Временами делалось невыносимо. Это когда долго находился наедине с самим собою.
Тогда каждый шаг, каждое движение ощущалось как чье-то чужое, н о в о е . Тогда казалось, что весь он точно заключен в какой-то футляр, как черепаха в панцирь, как в раковину улитка.
И не только мысль, воля, не только внутренняя жизнь казались чем-то стесненными, а все, от тоненького волоска до кончика мизинца, было словно заключено во что-то — лишено прежней независимости и свободы.
Чудилось, что даже жесты, походка и голос стали чужими.
Ощущение это бывало едва уловимое, а оттого особенно тревожащее.
И всегда не любивший смотреться в зеркала, теперь прямо отворачивался от них, словно боялся увидеть вместо своего лица чье-то чужое.
У себя в квартире завесил зеркала простынями.
Когда становилось невыносимым быть одному, отправлялся к кому-нибудь из знакомых, если же было позднее время — бродил по улицам до наступления полной усталости.
В один из таких неспокойных дней Аквилонов, блуждая по улицам, незаметно для себя забрел на тот берег Невы, на Васильевский остров.
Были весенние сумерки.
Шел лед.
Воздух был густой, обволакивающий, и так же густо нависли над городом тучи.
И от туч ли густых и непроницаемых, от плавного ли шуршания плывущих льдин или от тишины безлюдной набережной почудилось Аквилонову, что все вокруг и даже в нем самом окутывается унылой неподвижностью и сейчас совершенно замрет.
Стало не по себе.
Быстро перешел с сырых плит набережной на мостовую. Зашагал, не обходя луж, скользя по расползающемуся под ногами, почерневшему снегу, нарочно громко дышал, засвистал даже что-то, вооружался шумом, звуками.

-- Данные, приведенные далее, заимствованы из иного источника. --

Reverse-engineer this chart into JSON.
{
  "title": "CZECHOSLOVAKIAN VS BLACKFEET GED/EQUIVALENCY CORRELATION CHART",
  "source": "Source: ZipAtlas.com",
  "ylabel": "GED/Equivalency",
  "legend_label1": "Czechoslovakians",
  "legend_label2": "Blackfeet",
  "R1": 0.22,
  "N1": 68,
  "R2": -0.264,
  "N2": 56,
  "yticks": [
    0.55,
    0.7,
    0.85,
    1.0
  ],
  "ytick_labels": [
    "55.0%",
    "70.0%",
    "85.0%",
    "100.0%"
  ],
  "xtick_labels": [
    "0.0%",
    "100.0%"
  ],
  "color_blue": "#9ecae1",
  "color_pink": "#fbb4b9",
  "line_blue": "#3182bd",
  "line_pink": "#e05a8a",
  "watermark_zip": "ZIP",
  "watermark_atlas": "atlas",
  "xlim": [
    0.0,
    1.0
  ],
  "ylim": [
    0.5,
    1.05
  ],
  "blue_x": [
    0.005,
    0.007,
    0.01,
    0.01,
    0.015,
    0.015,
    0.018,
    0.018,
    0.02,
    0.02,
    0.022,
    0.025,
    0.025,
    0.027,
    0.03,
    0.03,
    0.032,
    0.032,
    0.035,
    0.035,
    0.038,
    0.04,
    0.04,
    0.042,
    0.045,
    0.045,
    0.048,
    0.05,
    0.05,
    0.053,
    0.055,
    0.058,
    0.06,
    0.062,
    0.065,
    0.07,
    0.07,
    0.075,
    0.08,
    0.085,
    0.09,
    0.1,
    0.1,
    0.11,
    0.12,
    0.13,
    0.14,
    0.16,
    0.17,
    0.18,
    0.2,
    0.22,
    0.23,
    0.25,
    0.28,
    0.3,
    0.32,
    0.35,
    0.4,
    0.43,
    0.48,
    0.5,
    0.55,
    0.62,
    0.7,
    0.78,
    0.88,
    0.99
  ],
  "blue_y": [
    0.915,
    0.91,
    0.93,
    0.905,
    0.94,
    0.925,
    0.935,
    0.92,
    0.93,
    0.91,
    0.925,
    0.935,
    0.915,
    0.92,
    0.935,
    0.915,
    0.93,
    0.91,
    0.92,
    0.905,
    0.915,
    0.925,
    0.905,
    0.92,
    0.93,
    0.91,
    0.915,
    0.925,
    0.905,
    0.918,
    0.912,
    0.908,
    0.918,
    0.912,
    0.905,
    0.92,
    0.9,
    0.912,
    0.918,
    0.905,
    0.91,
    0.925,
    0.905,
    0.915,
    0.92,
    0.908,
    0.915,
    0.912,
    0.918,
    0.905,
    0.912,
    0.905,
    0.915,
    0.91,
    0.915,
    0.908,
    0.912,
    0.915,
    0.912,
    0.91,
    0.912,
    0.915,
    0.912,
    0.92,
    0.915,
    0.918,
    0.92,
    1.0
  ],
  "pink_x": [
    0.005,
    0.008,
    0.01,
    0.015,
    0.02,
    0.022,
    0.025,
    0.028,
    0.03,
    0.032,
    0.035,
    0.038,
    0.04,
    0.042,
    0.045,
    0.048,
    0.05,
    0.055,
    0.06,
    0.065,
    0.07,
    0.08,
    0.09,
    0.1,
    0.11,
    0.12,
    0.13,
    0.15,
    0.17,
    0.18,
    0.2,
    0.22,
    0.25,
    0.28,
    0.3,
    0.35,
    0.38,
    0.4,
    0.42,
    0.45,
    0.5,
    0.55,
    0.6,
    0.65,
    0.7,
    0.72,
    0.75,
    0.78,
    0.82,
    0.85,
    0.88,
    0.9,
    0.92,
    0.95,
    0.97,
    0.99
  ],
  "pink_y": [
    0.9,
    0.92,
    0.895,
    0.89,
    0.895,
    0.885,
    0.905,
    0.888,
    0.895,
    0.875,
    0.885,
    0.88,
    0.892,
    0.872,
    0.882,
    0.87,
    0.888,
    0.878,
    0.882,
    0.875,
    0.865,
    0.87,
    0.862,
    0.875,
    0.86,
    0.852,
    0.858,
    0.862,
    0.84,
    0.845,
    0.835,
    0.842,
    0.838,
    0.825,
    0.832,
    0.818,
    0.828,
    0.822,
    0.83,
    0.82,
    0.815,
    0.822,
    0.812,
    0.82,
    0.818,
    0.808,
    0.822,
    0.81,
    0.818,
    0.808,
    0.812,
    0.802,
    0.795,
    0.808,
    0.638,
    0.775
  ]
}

Дойдя до немигающего цветного фонаря трамвайной остановки — остановился от внезапно возникшей мысли.
И мысль эта была: все, что окружает его сейчас: выстроившиеся в ряд вечерние безмолвные дома, черная мостовая, отражающая в лужах огни фонарей, и сумеречное, приникшее, готовое расплакаться небо — все это почему-то непонятно напоминает унылое, мерное бряканье ложечки о стакан.
«Гушар, мурсула, ашам!» — проплыло в мозгу.

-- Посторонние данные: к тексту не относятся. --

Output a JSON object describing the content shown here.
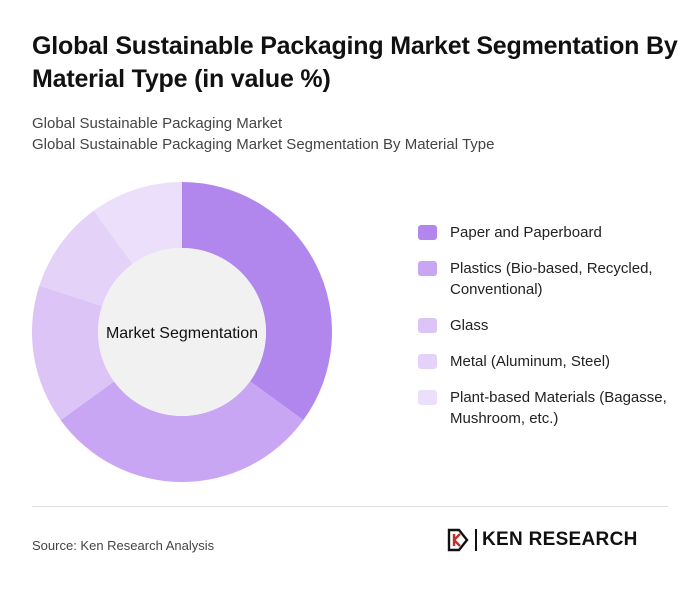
{
  "header": {
    "title": "Global Sustainable Packaging Market Segmentation By Material Type (in value %)",
    "subtitle_line1": "Global Sustainable Packaging Market",
    "subtitle_line2": "Global Sustainable Packaging Market Segmentation By Material Type"
  },
  "chart_data": {
    "type": "pie",
    "variant": "donut",
    "center_label": "Market Segmentation",
    "categories": [
      "Paper and Paperboard",
      "Plastics (Bio-based, Recycled, Conventional)",
      "Glass",
      "Metal (Aluminum, Steel)",
      "Plant-based Materials (Bagasse, Mushroom, etc.)"
    ],
    "values": [
      35,
      30,
      15,
      10,
      10
    ],
    "colors": [
      "#b187ee",
      "#c9a6f3",
      "#dcc4f7",
      "#e4d2f9",
      "#ebdffb"
    ],
    "legend_position": "right"
  },
  "footer": {
    "source": "Source: Ken Research Analysis",
    "logo_text": "KEN RESEARCH"
  }
}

— Что за чепуха? — прошептал Аквилонов, но сердце беспокойно застучало.
«Хоть бы трамвай скорее!»
Уцепился за эту простую, успокаивающую мысль, твердил упорно:
— Трамвай скорее бы, трамвай.
Услышал гудящий шум и отрывистые, поспешные звонки, приближался вагон, но когда он подкатил, светлый и шумный гул и звон его представился Аквилонову необычайным и странным.
Все равно как если бы в глухую зимнюю ночь, когда все спит первым крепким сном, вдруг во дворе весело и нелепо заиграла бы шарманка.

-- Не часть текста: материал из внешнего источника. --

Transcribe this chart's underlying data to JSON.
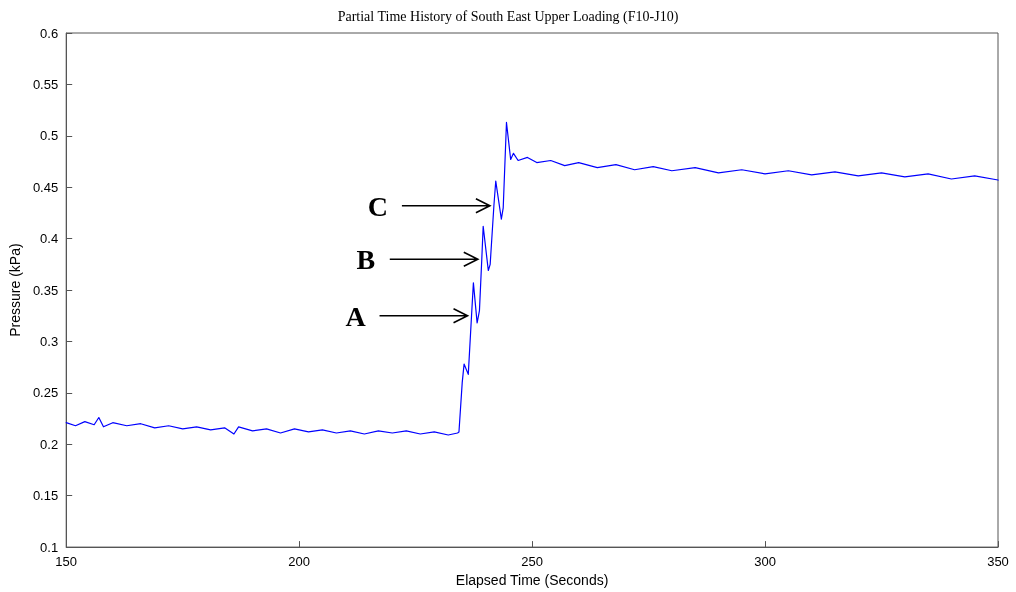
{
  "chart_data": {
    "type": "line",
    "title": "Partial Time History of South East Upper Loading (F10-J10)",
    "xlabel": "Elapsed Time (Seconds)",
    "ylabel": "Pressure (kPa)",
    "x": [
      150,
      152,
      154,
      156,
      157,
      158,
      160,
      163,
      166,
      169,
      172,
      175,
      178,
      181,
      184,
      186,
      187,
      190,
      193,
      196,
      199,
      202,
      205,
      208,
      211,
      214,
      217,
      220,
      223,
      226,
      229,
      232,
      234,
      234.3,
      235.0,
      235.4,
      236.3,
      237.0,
      237.4,
      238.2,
      238.7,
      239.2,
      239.5,
      240.6,
      241.0,
      241.8,
      242.2,
      243.4,
      243.8,
      244.5,
      245.4,
      246,
      247,
      249,
      251,
      254,
      257,
      260,
      264,
      268,
      272,
      276,
      280,
      285,
      290,
      295,
      300,
      305,
      310,
      315,
      320,
      325,
      330,
      335,
      340,
      345,
      350
    ],
    "series": [
      {
        "color": "#0000ff",
        "values": [
          0.221,
          0.218,
          0.222,
          0.219,
          0.226,
          0.217,
          0.221,
          0.218,
          0.22,
          0.216,
          0.218,
          0.215,
          0.217,
          0.214,
          0.216,
          0.21,
          0.217,
          0.213,
          0.215,
          0.211,
          0.215,
          0.212,
          0.214,
          0.211,
          0.213,
          0.21,
          0.213,
          0.211,
          0.213,
          0.21,
          0.212,
          0.209,
          0.211,
          0.212,
          0.26,
          0.278,
          0.268,
          0.325,
          0.357,
          0.318,
          0.33,
          0.38,
          0.412,
          0.369,
          0.375,
          0.432,
          0.456,
          0.419,
          0.43,
          0.513,
          0.477,
          0.483,
          0.476,
          0.479,
          0.474,
          0.476,
          0.471,
          0.474,
          0.469,
          0.472,
          0.467,
          0.47,
          0.466,
          0.469,
          0.464,
          0.467,
          0.463,
          0.466,
          0.462,
          0.465,
          0.461,
          0.464,
          0.46,
          0.463,
          0.458,
          0.461,
          0.457
        ]
      }
    ],
    "xlim": [
      150,
      350
    ],
    "xticks": [
      150,
      200,
      250,
      300,
      350
    ],
    "ylim": [
      0.1,
      0.6
    ],
    "yticks": [
      0.1,
      0.15,
      0.2,
      0.25,
      0.3,
      0.35,
      0.4,
      0.45,
      0.5,
      0.55,
      0.6
    ],
    "annotations": [
      {
        "text": "A",
        "x": 237.0,
        "y": 0.325
      },
      {
        "text": "B",
        "x": 239.2,
        "y": 0.38
      },
      {
        "text": "C",
        "x": 241.8,
        "y": 0.432
      }
    ],
    "grid": false,
    "marker": "none",
    "line_style": "solid"
  }
}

Аквилонов обошел остановившийся вагон и, шлепая по лужам и скользя по ухабам, быстро перешел мостовую.
«Надо бы извозчика», — думал устало.
Улица была тиха и пустынна.
«Почему здесь, на Острове, такая тишина и уныние. Всегда так. Жалкий какой этот Остров», — думалось настойчиво.
И опять вспомнилась звякающая о стакан ложечка.
Зашагал быстрее.
Стали попадаться прохожие. Слышался откуда-то говор, шум экипажа.
И опять затихло. Опять никого.
Одни только вечерние безмолвные дома.
Аквилонов все шел и шел. Сворачивал в незнакомые улицы. Забыл, что хотел взять извозчика, и все шел и шел.
И казалось ему, что он не в Ленинграде, не на Васильевском острове, а на улицах какого-то маленького городка, даже не русского городка — не то английского, не то испанского.
«Что за глупости! — с досадой думал Аквилонов, — нервы, что ли? Надо взять себя в руки».
Остановился, вздрогнул от неожиданности.
Из-за угла медленно, почти бесшумно выбежали погребальные дроги.
Два факельщика поддерживали под уздцы лошадей в черных попонах.
Сзади гроба шла женщина.
Осенью и весною, в пасмурные, быстро темнеющие дни, можно нередко встретить такие одинокие, как бы тайные, похороны.
Днем, когда светит солнце, шумны и многолюдны улицы, похоронные процессии не производят особенного впечатления.
Но в неурочный час, в мглистые, сыроватые сумерки, где-нибудь на тихих пустынных улицах покажутся огни погребальных фонарей, странные люди, задумчиво ведущие лошадей в черных попонах, — лошадей, задумчивых тоже, не похожих на животных; и гроб покачивается на колеснице, а сзади одна черная женщина, — такие процессии надолго остаются в памяти, нередко и снятся потом.
И теперь Аквилонову стало тоскливо и тревожно.
Сам не зная зачем, пошел следом за гробом, правда, не сходя с панели.